The EAT agreed and relied upon the guidance of Mummery LJ in X v Y [2004], which sets out guidance on the impact of Convention rights in Unfair Dismissal cases. The first question to be determined is whether the circumstances of the dismissal fall within the ambit of one or more articles of the Convention. If the answer is no, the rights are not engaged and need not be considered further.

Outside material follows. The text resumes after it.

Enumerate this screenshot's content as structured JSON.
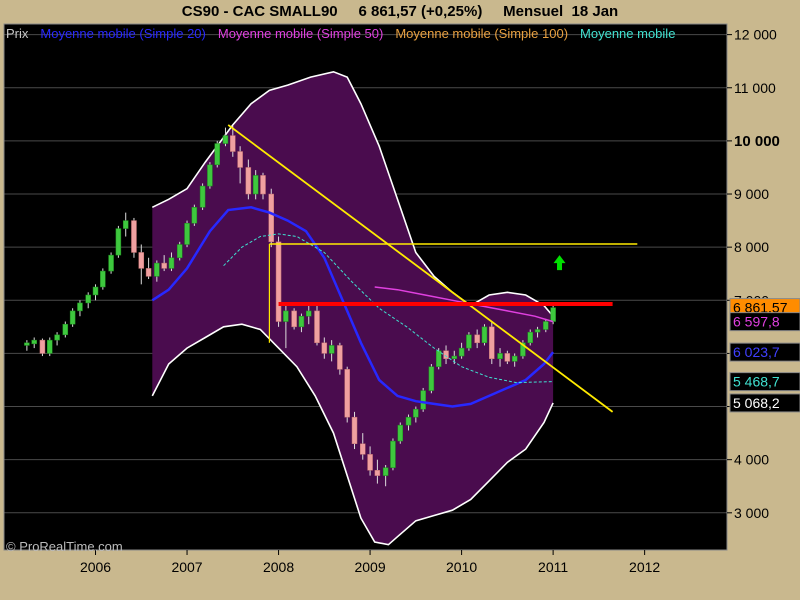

The ambit of Article 8 (right to privacy) extends to protect private correspondence and communications. This could potentially include emails sent at work where there is a 'reasonable expectation of privacy.'

In this case, however, the emails had impacted on work-related matters. Whilst they related to a personal relationship with a workplace colleague, they were brought into the workplace by the Claimant himself and gave rise to work related issues, not least in so far as the Nurse's own working relationship with the Claimant was concerned. It was deemed relevant that the emails were sent to the work addresses of the recipients and the effect of the emails was that colleagues were distressed, which potentially impacted upon their work.

It was held that all of these factors meant that the Claimant could have had no reasonable expectation of privacy in relation to the emails. Article 8 was not, therefore, engaged and the Trust was entitled to take account of them in reaching their decision to dismiss.

In cases of this nature, as a starting point, in order to justify consideration of potentially 'private' correspondence, employers need to be able to show that their business or organisation has been negatively affected by it in some way. Alternatively, the correspondence must affect the employee's ability to do their job in order to be actionable. It will then be a question of determining whether the employee had a reasonable expectation of privacy in relation to that correspondence, which will be determinable on the facts of each particular case. Here, the Claimant's conduct in circulating the emails to his colleagues meant he could have had no such reasonable expectation as in so doing, he had made his otherwise personal relationship, a workplace issue.